The 1920 Olympia Show.
Chater-Lea. (Stand 90.)
2½ h.p.; 70x70 mm. (269 c.c.); single-cylinder two-stroke; drip feed lubrication; Amac carburetter; T.B. chain-driven magneto; two-speed countershaft gear; chain and belt drive; 26 x 3 in. tyres. Price £70.
Chater-Lea, Ltd., 74, Banner Street, London, E.C.1.
A pleasing looking little lightweight of standard design is the 2½ h.p. Chater-Lea, black and gold finish being employed. Mudguarding has been particularly well carried out, and the sloping top tube provides a low riding position and neat appearance. A lever control for the magneto is fitted to the tank, which also carries a Best and Lloyd drip feed lubricator. Special Chater-Lea spring forks are, of course, fitted, and a single toolbag is carried on the near side of the carrier. The countershaft gear box is particularly well carried out, and is controlled by a lever and quadrant on the left side of the tank.
8 h.p.; 85x85 mm. (964 c.c.); two-cylinder four-stroke; side-by-side valves; drip feed lubrication; Amac carburetter; T.B. chain-driven magneto; three-speed sliding gear; chain drive; 700x80 mm. tyres.

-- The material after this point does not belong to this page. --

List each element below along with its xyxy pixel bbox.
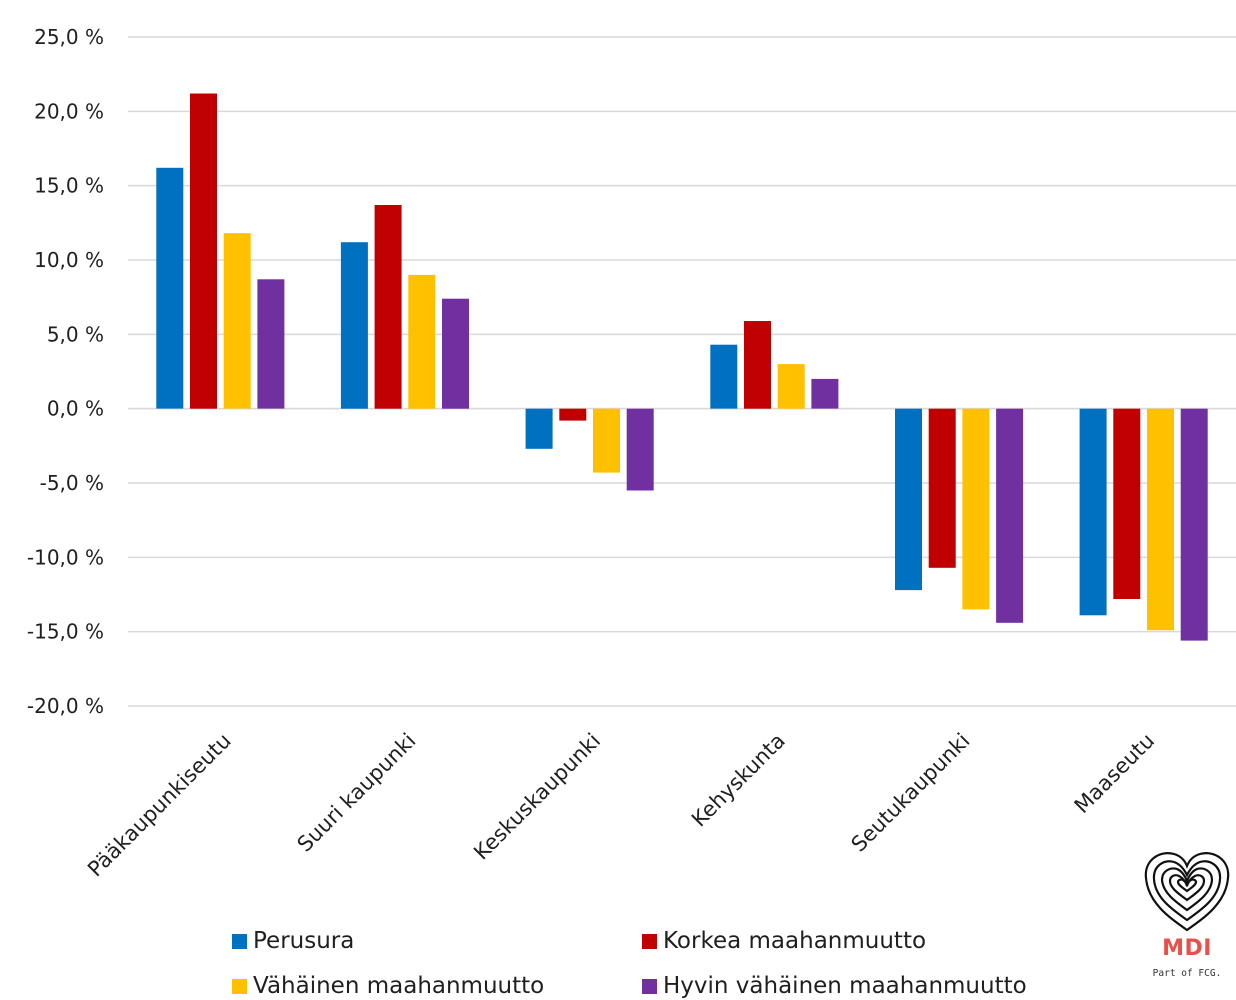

A luxurious sidecar machine is seen in the 8 h.p. Chater Lea twin. It is of sturdy construction, and a good feature is the fitting of over-sized tyres, all wheels being detachable and interchangeable. A spare wheel is carried at the front of the sidecar chassis by a special lug provided for the purpose. The chain transmission throughout is well guarded, but is not totally enclosed. Features which call for inspection are the special Chater-Lea spring saddle mounting and spring fork.
It is claimed that the combination of the two results in an exceptionally comfortable machine. The power unit is on standard lines, as also is the countershaft gear box. The chain sprocket has combined with it a large drum in which is an expanding brake. Finished in black and gold, the tank accommodates 2½ gallons of fuel, but, owing to the rounded corners, it does not appear unduly large. A large cylindrical silencer, with an extension pipe, ensures the quiet running of the machine. If desired, a Lucas Magdyno may be fitted with electric lighting equipment, this being, of course, an extra. A particularly simple method of detaching the interchangeable wheels is used.
The Motor Cycle, December 2nd, 1920.